A FILOSOFIA ESTÁ LOGICAMENTE RESOLVIDA: FOI ESSA A CONCLUSÃO DE WITTGENSTEIN EM SEU TRACTATUS[1]

 

Emanuel Lima Salgado[2]

RESUMO

O presente artigo tem como objetivo mostrar a importância da linguagem na Filosofia. Revela o caminho que Wittgenstein tomou para a tentativa da construção de uma Filosofia logicamente perfeita, sem perguntas, sem erros, enfim, sem problemas. Com o intuito de solucionar a Filosofia, Wittgenstein, na obra Tractatus Logico-Philosophicus, propõe que só podemos pensar naquilo que conhecemos, então, ele conclui que não existe o ilógico. A realidade é composta de possibilidades e não de mistérios, pois deles a linguagem não pode dizer nada.

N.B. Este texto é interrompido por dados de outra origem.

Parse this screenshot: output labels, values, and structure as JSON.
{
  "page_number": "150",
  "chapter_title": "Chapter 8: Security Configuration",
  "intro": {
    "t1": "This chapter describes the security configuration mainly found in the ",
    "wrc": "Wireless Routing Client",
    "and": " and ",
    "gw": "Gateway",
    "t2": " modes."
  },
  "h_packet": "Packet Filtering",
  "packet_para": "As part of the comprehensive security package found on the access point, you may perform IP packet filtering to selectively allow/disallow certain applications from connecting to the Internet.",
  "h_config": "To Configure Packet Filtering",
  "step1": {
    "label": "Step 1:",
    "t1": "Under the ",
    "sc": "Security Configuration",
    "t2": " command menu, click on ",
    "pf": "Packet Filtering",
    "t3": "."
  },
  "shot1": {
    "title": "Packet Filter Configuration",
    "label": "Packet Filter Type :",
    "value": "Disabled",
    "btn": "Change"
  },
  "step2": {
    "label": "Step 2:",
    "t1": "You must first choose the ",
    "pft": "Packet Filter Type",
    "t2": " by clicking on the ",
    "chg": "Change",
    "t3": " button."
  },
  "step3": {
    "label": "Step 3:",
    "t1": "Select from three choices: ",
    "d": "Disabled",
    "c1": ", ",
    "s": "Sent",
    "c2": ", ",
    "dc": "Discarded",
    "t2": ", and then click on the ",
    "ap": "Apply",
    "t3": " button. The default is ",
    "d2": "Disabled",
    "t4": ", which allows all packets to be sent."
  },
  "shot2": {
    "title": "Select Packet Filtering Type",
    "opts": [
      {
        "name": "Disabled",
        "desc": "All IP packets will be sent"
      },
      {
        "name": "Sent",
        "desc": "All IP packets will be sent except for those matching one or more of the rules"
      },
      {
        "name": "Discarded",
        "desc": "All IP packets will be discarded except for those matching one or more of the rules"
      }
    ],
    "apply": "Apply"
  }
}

Palavras-chave: Wittgenstein; Tractatus Logico-Philosophicus; Lógica; Mundo; Linguagem; Pensamento.

Analisar significa esmiuçar, decompor, explicitar algo de que se dispõe. É um procedimento reflexivo, que procura entender as articulações internas de algo. Para a Filosofia Analítica[3] o que chamamos de pensamento é um conjunto de configurações simbólicas: conceitos, entidades lógico-linguísticas. Nesse sentido, a análise nada mais é do que um esclarecimento linguístico. Portanto, o trabalho filosófico não passa de uma análise linguística. Com isso, a partir de agora, a tarefa da Filosofia passa a centrar-se no mundo da linguagem.

A Filosofia Analítica tem como grande influência o Positivismo Lógico[4] e a Filosofia Linguística[5]. Os Positivistas Lógicos tinham como objetivo fazer uma reforma na linguagem, de modo que ela se torne científica, axiomatizada, ou seja, universalmente válida. Já os Filósofos Linguísticos não pensavam dessa forma, para eles a Filosofia deve se preocupar com a linguagem em geral, seja a linguagem da religião, da política, da arte e, sobretudo, a linguagem que utilizamos em nosso quotidiano.

Talvez o positivista lógico que mais se destacou foi Bertrand Russell[6] devido a sua obra “On Denoting” (Da Denotação), na qual ele diz que “uma expressão pode ser denotativa e não denotar nada; uma expressão pode denotar um objeto definido; e uma expressão pode denotar de forma ambígua”.[7] Na Filosofia Linguística pode-se dizer que seu antecedente mais importante foi G. E. Moore[8], devido a sua ênfase na análise do senso-comum e da linguagem do dia-a-dia.

Entretanto, um filósofo esteve presente tanto no Positivismo Lógico quanto na Filosofia Linguística, esse filósofo é Ludwig Wittgenstein[9]. Com isso pode-se perceber que Wittgenstein teria mudado de ideia quanto ao seu pensamento, pois como já foi dito acima, trata-se de duas opiniões contrárias. Como o intuito desse artigo é mostrar a causa de Wittgenstein ter dito que teria acabado com todos os problemas da Filosofia, meus argumentos serão baseados na obra “Tractatus Logico-Philosophicus”. Nesse período ele fazia parte da concepção do Positivismo Lógico.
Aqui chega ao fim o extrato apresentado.